The following code snippet does the imputation with the mean. Following imputation the with mean, the histogram shifts to the right a little bit:

chol = df2["chol"]
plt.hist(chol.apply(lambda x: np.mean(chol) if np.isnan(x) else x), bins=range(0,630,30))
plt.xlabel("cholesterol imputation")
plt.ylabel("count")
Figure 1.9 – Cholesterol concentration distribution with mean imputation

Figure 1.9 – Cholesterol concentration distribution with mean imputation

Imputation with the median will shift the peak to the left because the median is smaller than the mean. However, it won't be obvious if you enlarge the bin size. Median and mean values will likely fall into the same bin in this eventuality:

Figure 1.10 – Cholesterol imputation with median imputation

Figure 1.10 – Cholesterol imputation with median imputation

The good news is that the shape of the distribution looks rather similar. The bad news is that we probably increased the level of concentration a little bit. We will cover such statistics in Chapter 3, Visualization with Statistical Graphs.

Note

In other cases where the distribution is not centered or contains a substantial ratio of missing data, such imputation can be disastrous.
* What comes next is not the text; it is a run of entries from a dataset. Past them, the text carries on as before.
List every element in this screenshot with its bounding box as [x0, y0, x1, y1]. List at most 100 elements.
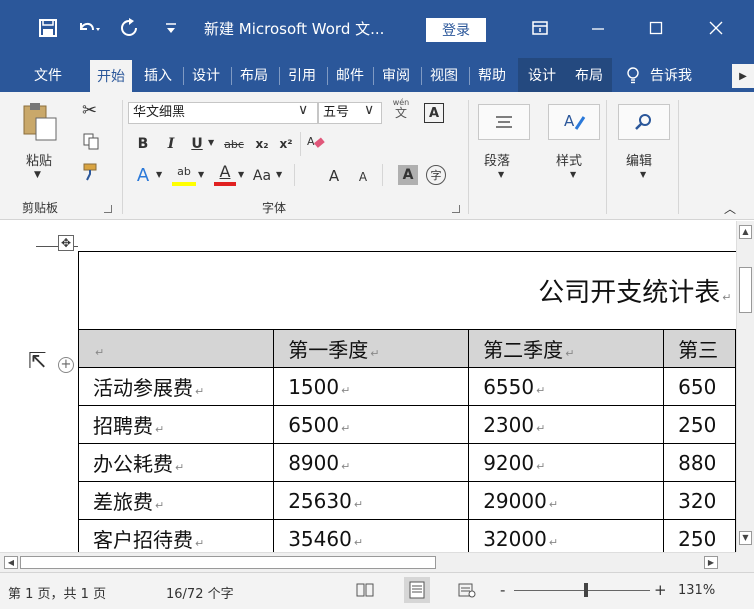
minimize-icon[interactable] — [582, 14, 614, 42]
tab-table-design[interactable]: 设计 — [518, 58, 566, 92]
print-layout-icon[interactable] — [404, 577, 430, 603]
highlight-button[interactable]: ab — [172, 164, 196, 188]
styles-button-label[interactable]: 样式 — [556, 150, 582, 169]
editing-button-label[interactable]: 编辑 — [626, 150, 652, 169]
vertical-scrollbar[interactable]: ▲ ▼ — [736, 221, 754, 552]
paragraph-dropdown-icon[interactable]: ▼ — [498, 170, 504, 179]
clear-formatting-icon[interactable]: A — [306, 132, 328, 158]
table-title-cell[interactable]: 公司开支统计表 ↵ — [78, 251, 736, 330]
superscript-button[interactable]: x² — [276, 134, 296, 154]
text-effects-dropdown-icon[interactable]: ▼ — [156, 170, 162, 179]
tab-references[interactable]: 引用 — [282, 58, 322, 92]
table-cell[interactable]: 办公耗费 ↵ — [77, 443, 275, 482]
undo-icon[interactable] — [74, 13, 104, 43]
page-count[interactable]: 第 1 页，共 1 页 — [8, 583, 106, 602]
table-cell[interactable]: 35460 ↵ — [273, 519, 470, 552]
table-cell[interactable]: 250 — [663, 405, 736, 444]
editing-dropdown-icon[interactable]: ▼ — [640, 170, 646, 179]
paste-icon[interactable] — [20, 102, 60, 142]
horizontal-scroll-thumb[interactable] — [20, 556, 436, 569]
zoom-slider[interactable] — [514, 590, 650, 591]
styles-dropdown-icon[interactable]: ▼ — [570, 170, 576, 179]
subscript-button[interactable]: x₂ — [252, 134, 272, 154]
table-cell[interactable]: 2300 ↵ — [468, 405, 665, 444]
insert-row-icon[interactable]: + — [58, 357, 74, 373]
italic-button[interactable]: I — [162, 134, 180, 154]
enclose-chars-button[interactable]: 字 — [426, 165, 446, 185]
paragraph-icon[interactable] — [478, 104, 530, 140]
table-cell[interactable]: 25630 ↵ — [273, 481, 470, 520]
document-area[interactable]: ✥ ⇱ + 公司开支统计表 ↵ ↵ 第一季度 ↵ 第二季度 ↵ 第三 活动参展费 ↵ 1… — [0, 221, 736, 552]
expense-table[interactable]: 公司开支统计表 ↵ ↵ 第一季度 ↵ 第二季度 ↵ 第三 活动参展费 ↵ 1500 ↵ 6… — [77, 251, 736, 552]
header-cell[interactable]: 第一季度 ↵ — [273, 329, 470, 368]
paste-dropdown-icon[interactable]: ▼ — [34, 170, 41, 180]
highlight-dropdown-icon[interactable]: ▼ — [198, 170, 204, 179]
tab-home[interactable]: 开始 — [90, 60, 132, 92]
phonetic-guide-icon[interactable]: wén 文 — [388, 98, 414, 126]
cut-icon[interactable]: ✂ — [82, 100, 97, 121]
clipboard-launcher-icon[interactable] — [104, 205, 112, 213]
save-icon[interactable] — [36, 13, 60, 43]
table-cell[interactable]: 880 — [663, 443, 736, 482]
table-cell[interactable]: 320 — [663, 481, 736, 520]
zoom-level[interactable]: 131% — [678, 583, 715, 598]
font-name-field[interactable]: 华文细黑 — [128, 102, 318, 124]
font-color-dropdown-icon[interactable]: ▼ — [238, 170, 244, 179]
tab-table-layout[interactable]: 布局 — [566, 58, 612, 92]
table-cell[interactable]: 29000 ↵ — [468, 481, 665, 520]
maximize-icon[interactable] — [640, 14, 672, 42]
text-effects-button[interactable]: A — [132, 164, 154, 186]
zoom-slider-thumb[interactable] — [584, 583, 588, 597]
table-cell[interactable]: 8900 ↵ — [273, 443, 470, 482]
table-cell[interactable]: 250 — [663, 519, 736, 552]
table-cell[interactable]: 1500 ↵ — [273, 367, 470, 406]
tab-more-icon[interactable]: ▶ — [732, 64, 754, 88]
tell-me-search[interactable]: 告诉我 — [650, 58, 720, 92]
paragraph-button-label[interactable]: 段落 — [484, 150, 510, 169]
redo-icon[interactable] — [116, 13, 142, 43]
collapse-ribbon-icon[interactable]: ︿ — [724, 200, 736, 217]
tab-review[interactable]: 审阅 — [376, 58, 416, 92]
format-painter-icon[interactable] — [82, 162, 102, 186]
char-shading-button[interactable]: A — [398, 165, 418, 185]
tab-file[interactable]: 文件 — [28, 58, 68, 92]
zoom-in-button[interactable]: + — [654, 581, 667, 599]
header-cell[interactable]: ↵ — [77, 329, 275, 368]
table-cell[interactable]: 招聘费 ↵ — [77, 405, 275, 444]
close-icon[interactable] — [700, 14, 732, 42]
table-cell[interactable]: 客户招待费 ↵ — [77, 519, 275, 552]
font-name-dropdown-icon[interactable]: ∨ — [298, 102, 308, 118]
font-color-button[interactable]: A — [214, 164, 236, 188]
char-border-icon[interactable]: A — [424, 103, 444, 123]
scroll-up-icon[interactable]: ▲ — [739, 225, 752, 239]
table-cell[interactable]: 6500 ↵ — [273, 405, 470, 444]
underline-button[interactable]: U — [188, 134, 206, 154]
read-mode-icon[interactable] — [356, 582, 374, 602]
table-cell[interactable]: 活动参展费 ↵ — [77, 367, 275, 406]
ribbon-display-icon[interactable] — [524, 14, 556, 42]
horizontal-scrollbar[interactable]: ◀ ▶ — [0, 552, 736, 572]
paste-label[interactable]: 粘贴 — [26, 150, 52, 169]
table-cell[interactable]: 9200 ↵ — [468, 443, 665, 482]
table-cell[interactable]: 32000 ↵ — [468, 519, 665, 552]
table-cell[interactable]: 650 — [663, 367, 736, 406]
header-cell[interactable]: 第三 — [663, 329, 736, 368]
change-case-dropdown-icon[interactable]: ▼ — [276, 170, 282, 179]
scroll-right-icon[interactable]: ▶ — [704, 556, 718, 569]
vertical-scroll-thumb[interactable] — [739, 267, 752, 313]
login-button[interactable]: 登录 — [426, 18, 486, 42]
table-cell[interactable]: 差旅费 ↵ — [77, 481, 275, 520]
copy-icon[interactable] — [82, 132, 100, 154]
header-cell[interactable]: 第二季度 ↵ — [468, 329, 665, 368]
word-count[interactable]: 16/72 个字 — [166, 583, 234, 602]
web-layout-icon[interactable] — [458, 582, 476, 602]
zoom-out-button[interactable]: - — [500, 581, 505, 599]
styles-icon[interactable]: A — [548, 104, 600, 140]
tab-mailings[interactable]: 邮件 — [330, 58, 370, 92]
change-case-button[interactable]: Aa — [250, 166, 274, 186]
font-size-dropdown-icon[interactable]: ∨ — [364, 102, 374, 118]
grow-font-button[interactable]: A — [324, 166, 344, 186]
customize-toolbar-icon[interactable] — [158, 13, 184, 43]
editing-icon[interactable] — [618, 104, 670, 140]
underline-dropdown-icon[interactable]: ▼ — [208, 138, 214, 147]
For example, if the waiting time in a restaurant follows an exponential distribution, imputation with mean values will probably break the characteristics of the distribution.
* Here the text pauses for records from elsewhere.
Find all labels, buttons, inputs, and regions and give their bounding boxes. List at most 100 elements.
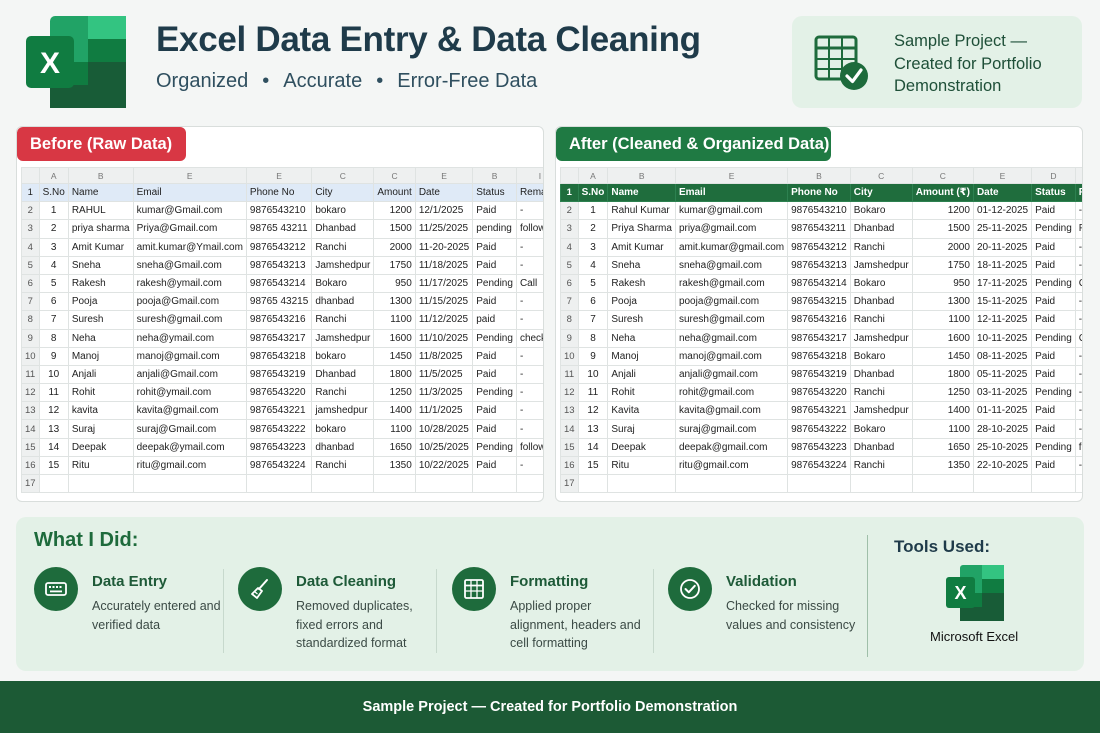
data-cell[interactable]: Bokaro <box>849 346 913 366</box>
data-cell[interactable]: 01-12-2025 <box>972 201 1033 221</box>
data-cell[interactable]: Dhanbad <box>311 219 375 239</box>
data-cell[interactable]: 9876543212 <box>787 237 851 257</box>
data-cell[interactable]: Suresh <box>67 310 134 330</box>
data-cell[interactable]: 9876543210 <box>245 201 313 221</box>
data-cell[interactable]: 9876543220 <box>787 383 851 403</box>
data-cell[interactable]: 5 <box>38 273 69 294</box>
data-cell[interactable]: 7 <box>577 310 609 330</box>
data-cell[interactable]: Suraj <box>67 419 134 439</box>
data-cell[interactable]: 9876543222 <box>787 419 851 439</box>
data-cell[interactable]: Amit Kumar <box>607 237 676 257</box>
data-cell[interactable]: Paid <box>472 201 517 221</box>
data-cell[interactable]: 9876543213 <box>787 255 851 275</box>
data-cell[interactable]: 1350 <box>911 455 974 476</box>
header-cell[interactable]: Date <box>414 182 474 203</box>
header-cell[interactable]: City <box>849 182 913 203</box>
data-cell[interactable]: 9876543212 <box>245 237 313 257</box>
data-cell[interactable]: deepak@gmail.com <box>674 437 789 457</box>
data-cell[interactable]: 2000 <box>911 237 974 257</box>
empty-cell[interactable] <box>67 473 134 494</box>
data-cell[interactable]: - <box>1074 455 1082 476</box>
data-cell[interactable]: Paid <box>1031 364 1076 385</box>
data-cell[interactable]: 15 <box>577 455 609 476</box>
data-cell[interactable]: 7 <box>38 310 69 330</box>
data-cell[interactable]: 1 <box>577 201 609 221</box>
data-cell[interactable]: Suresh <box>607 310 676 330</box>
data-cell[interactable]: Paid <box>1031 201 1076 221</box>
data-cell[interactable]: 98765 43215 <box>245 292 313 312</box>
header-cell[interactable]: S.No <box>38 182 69 203</box>
data-cell[interactable]: 4 <box>577 255 609 275</box>
header-cell[interactable]: Remarks <box>515 182 543 203</box>
data-cell[interactable]: Jamshedpur <box>849 401 913 421</box>
empty-cell[interactable] <box>373 473 416 494</box>
empty-cell[interactable] <box>132 473 247 494</box>
data-cell[interactable]: 1100 <box>373 419 416 439</box>
data-cell[interactable]: Anjali <box>607 364 676 385</box>
data-cell[interactable]: rakesh@gmail.com <box>674 273 789 294</box>
data-cell[interactable]: Paid <box>1031 419 1076 439</box>
data-cell[interactable]: Paid <box>1031 401 1076 421</box>
data-cell[interactable]: Ranchi <box>849 455 913 476</box>
data-cell[interactable]: Pooja <box>67 292 134 312</box>
data-cell[interactable]: Neha <box>607 328 676 348</box>
data-cell[interactable]: Pending <box>1031 437 1076 457</box>
data-cell[interactable]: Ranchi <box>311 455 375 476</box>
data-cell[interactable]: 11/3/2025 <box>414 383 474 403</box>
empty-cell[interactable] <box>245 473 313 494</box>
data-cell[interactable]: rohit@gmail.com <box>674 383 789 403</box>
data-cell[interactable]: 25-11-2025 <box>972 219 1033 239</box>
data-cell[interactable]: Bokaro <box>849 273 913 294</box>
data-cell[interactable]: follow up <box>515 219 543 239</box>
data-cell[interactable]: 2 <box>38 219 69 239</box>
empty-cell[interactable] <box>38 473 69 494</box>
data-cell[interactable]: 01-11-2025 <box>972 401 1033 421</box>
data-cell[interactable]: 15 <box>38 455 69 476</box>
data-cell[interactable]: anjali@gmail.com <box>674 364 789 385</box>
data-cell[interactable]: Ritu <box>607 455 676 476</box>
data-cell[interactable]: bokaro <box>311 419 375 439</box>
data-cell[interactable]: 11 <box>38 383 69 403</box>
data-cell[interactable]: Kavita <box>607 401 676 421</box>
data-cell[interactable]: 1800 <box>373 364 416 385</box>
data-cell[interactable]: 22-10-2025 <box>972 455 1033 476</box>
data-cell[interactable]: 1250 <box>373 383 416 403</box>
data-cell[interactable]: - <box>1074 419 1082 439</box>
data-cell[interactable]: 9876543223 <box>245 437 313 457</box>
data-cell[interactable]: 6 <box>38 292 69 312</box>
data-cell[interactable]: Pending <box>1031 273 1076 294</box>
data-cell[interactable]: - <box>1074 255 1082 275</box>
data-cell[interactable]: Anjali <box>67 364 134 385</box>
data-cell[interactable]: Paid <box>1031 455 1076 476</box>
data-cell[interactable]: neha@gmail.com <box>674 328 789 348</box>
data-cell[interactable]: ritu@gmail.com <box>674 455 789 476</box>
data-cell[interactable]: 08-11-2025 <box>972 346 1033 366</box>
data-cell[interactable]: pending <box>472 219 517 239</box>
data-cell[interactable]: 13 <box>577 419 609 439</box>
data-cell[interactable]: 1650 <box>911 437 974 457</box>
data-cell[interactable]: Amit Kumar <box>67 237 134 257</box>
data-cell[interactable]: Dhanbad <box>311 364 375 385</box>
data-cell[interactable]: Pending <box>1031 383 1076 403</box>
data-cell[interactable]: 1500 <box>911 219 974 239</box>
data-cell[interactable]: pooja@gmail.com <box>674 292 789 312</box>
data-cell[interactable]: 11-20-2025 <box>414 237 474 257</box>
data-cell[interactable]: check <box>515 328 543 348</box>
data-cell[interactable]: RAHUL <box>67 201 134 221</box>
data-cell[interactable]: 1200 <box>373 201 416 221</box>
data-cell[interactable]: - <box>515 255 543 275</box>
data-cell[interactable]: - <box>1074 401 1082 421</box>
data-cell[interactable]: Suraj <box>607 419 676 439</box>
data-cell[interactable]: 10 <box>38 364 69 385</box>
data-cell[interactable]: Manoj <box>67 346 134 366</box>
data-cell[interactable]: priya@gmail.com <box>674 219 789 239</box>
data-cell[interactable]: anjali@Gmail.com <box>132 364 247 385</box>
data-cell[interactable]: 3 <box>577 237 609 257</box>
data-cell[interactable]: Ranchi <box>311 310 375 330</box>
data-cell[interactable]: - <box>515 419 543 439</box>
data-cell[interactable]: - <box>1074 201 1082 221</box>
data-cell[interactable]: 9 <box>38 346 69 366</box>
empty-cell[interactable] <box>1074 473 1082 494</box>
data-cell[interactable]: - <box>515 292 543 312</box>
data-cell[interactable]: Manoj <box>607 346 676 366</box>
Imputation with the mode/most frequent value

The advantage of using the most frequent value is that it works well with categorical features and, without a doubt, it will introduce bias as well. The slope field is categorical in nature, although it looks numerical. It represents three statuses of a slope value as positive, flat, or negative.

The following code snippet will reveal our observation:

plt.hist(df2["slope"],bins = 5)
plt.xlabel("slope")
plt.ylabel("count");

Here is the output:

Figure 1.11 – Counting of the slope variable

Figure 1.11 – Counting of the slope variable

Without a doubt, the mode is 2. Following imputation with the mode, we obtain the following new distribution:

plt.hist(df2["slope"].apply(lambda x: 2 if np.isnan(x) else x),bins=5)
plt.xlabel("slope mode imputation")
plt.ylabel("count");

In the following graph, pay attention to the scale on y:

Figure 1.12 – Counting of the slope variable after mode imputation

Figure 1.12 – Counting of the slope variable after mode imputation

Replacing missing values with the mode in this case is disastrous. If positive and negative values of slope have medical consequences, performing prediction tasks on the preprocessed dataset will depress their weights and significance.

Different imputation methods have their own pros and cons. The prerequisite is to fully understand your business goals and downstream tasks. If key statistics are important, you should try to avoid distorting them. Also, do remember that collecting more data is always an option.